Das kann Martin Richter vom gleichnamigen Bootsverleih bestätigen: „Wir haben viele Schüler bei uns im Team, die sich am Wochenende und in den Ferien etwas dazu verdienen wollen. Sie sind zum Teil befreundet und verbinden Pflicht und Spaß.“
Die Tourismusbranche in Lübbenau/Spreewald finden 65 Prozent der befragten Jugendlichen (eher) modern. Vielen sind die Möglichkeiten, die sich ihnen in diesem Sektor bieten, jedoch gar nicht bekannt.

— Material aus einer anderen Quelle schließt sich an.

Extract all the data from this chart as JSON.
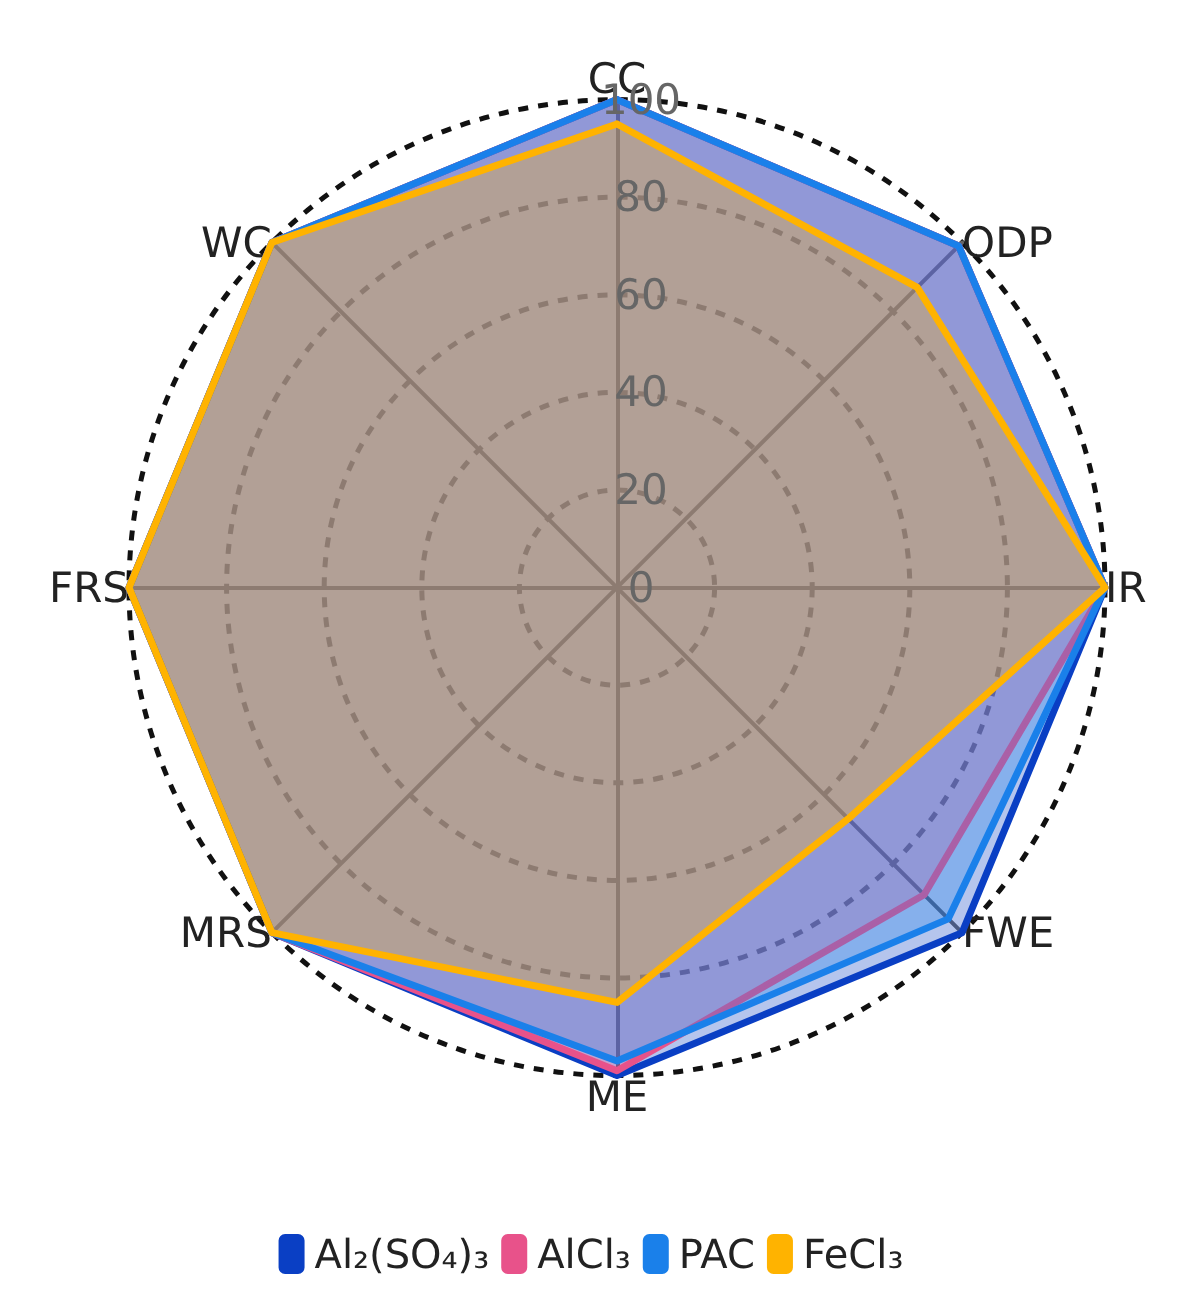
{
  "chart_data": {
    "type": "radar",
    "categories": [
      "CC",
      "ODP",
      "IR",
      "FWE",
      "ME",
      "MRS",
      "FRS",
      "WC"
    ],
    "series": [
      {
        "name": "Al₂(SO₄)₃",
        "color": "#0a3fc4",
        "values": [
          100,
          99,
          100,
          100,
          100,
          100,
          100,
          100
        ]
      },
      {
        "name": "AlCl₃",
        "color": "#e8528a",
        "values": [
          100,
          99,
          100,
          89,
          99,
          100,
          100,
          100
        ]
      },
      {
        "name": "PAC",
        "color": "#1a80ea",
        "values": [
          100,
          99,
          100,
          96,
          97,
          100,
          100,
          100
        ]
      },
      {
        "name": "FeCl₃",
        "color": "#ffb300",
        "values": [
          95,
          87,
          100,
          67,
          85,
          100,
          100,
          100
        ]
      }
    ],
    "ylim": [
      0,
      100
    ],
    "yticks": [
      0,
      20,
      40,
      60,
      80,
      100
    ],
    "legend": "bottom",
    "marker": "none",
    "line_style": "solid"
  }
}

Sie wüssten, dass es offene Stellen gibt, hätten aber „keinen Überblick über diese“. Genau das wollen die Mitstreiter der Arbeitsgemeinschaft „Wir für Lübbenau“ ändern. Aktuell sind sie dabei eine geeignete Zielsetzung zu formulieren, um damit an die Schulen heranzutreten. Denkbar seien Partnerschaften mit Schulen, Info-Veranstaltungen und Schnupper-Praktika, um die berufliche Frühorientierung zu fördern. Zentrale Online-Plattformen sollten eine vielfältige Job-Auswahl bieten und Schülern jegliche Informationen und Angebote liefern. So müssten die Heranwachsenden nicht lange suchen. „Die touristischen Anbieter könnten sich auch zusammentun, um Schüler in ihren gastronomischen Einrichtungen einzusetzen und ihnen die Arbeit näher zu bringen. Vor allem die kleineren Unternehmen würden die Schüler aus Kapazitätsgründen nicht wöchentlich beschäftigen können“, schlägt Jörg Schwerdtner, Vorsitzender des Lübbenauer Tourismusvereins vor.
„Wir sollten den Schülern ein positives Tourismus-Image vermitteln“, ergänzt WIS-Chef Michael Jakobs. Marko Schröter könnte sich vorstellen, dass sich Köche finden, die den Schülern im Wahlpflichtfach Kochen & Backen nicht nur Tipps fürs Handwerk, sondern bestenfalls ihre Leidenschaft dafür gleich mit übertragen. „Mit persönlichen Beziehungen zum Unternehmen fällt die Entscheidung für eine Ausbildung in jenem gleich leichter.“
Die Auszubildenden selbst sollte „jeder Arbeitgeber dringend als Investition in die Zukunft sehen, sprich die Mitarbeiter von Grund auf motivieren“, so Felix Herle von der Bremer Hochschule. „Geld als Lockmittel reicht auf Dauer nicht – interne Abläufe, Strukturen, die Atmosphäre im Unternehmen müssen stimmen, sonst sind die jungen Leute gleich wieder weg“, benennt er die erkennbare Tendenz. Oftmals müsse bei den Arbeitgebern diesbezüglich noch ein Umdenken stattfinden.
Auf der Angebotsseite steht hingegen das Ausdenken an der Tagesordnung. Ideen für neue touristische Leistungen gibt es in Lübbenau immer wieder – das sei auch wichtig, damit Gäste wiederkommen. Interessiert seien die Urlauber seit jeher am ZDF Spreewaldkrimi. „Nach einer Ausstrah-lung im Fernsehen folgen sofort die Übernachtungsanfragen“, bestätigt Caroline Fürll, Geschäftsführerin der Spreewald-Touristinformation Lübbenau. Aktuell werden nun spezielle „Krimiwochen“ vorbereitet, in denen die Fans auf ihre Kosten kommen. Schwerpunkt liegt dabei auf dem originalen ZDF Spreewald-Krimi, denn „das macht die Einzigartigkeit für unsere Region aus“, betont Jörg Schwerdtner. Krimi-Vorführungen, Gespräche mit Drehbuch-Autor und Führungen zu Drehorten mit vielen Hintergrundinformationen können die Besucher dann unter anderem erleben. Auch Einheimische dürften daran interessiert sein. Wenn sich zukünftig nun auch genug Beschäftigte im Tourismus finden, steht einer erlebnisreichen Zeit fast nichts entgegen – für Urlauber und Einheimische gleichermaßen.
Anmerkung: Im obigen Text wurde aus Gründen der Übersichtlichkeit ausschließlich die männliche Form verwendet. Sämtliche geschlechtsspezifischen Bezeichnungen beziehen sich jedoch immer gleichermaßen auf alle Geschlechter.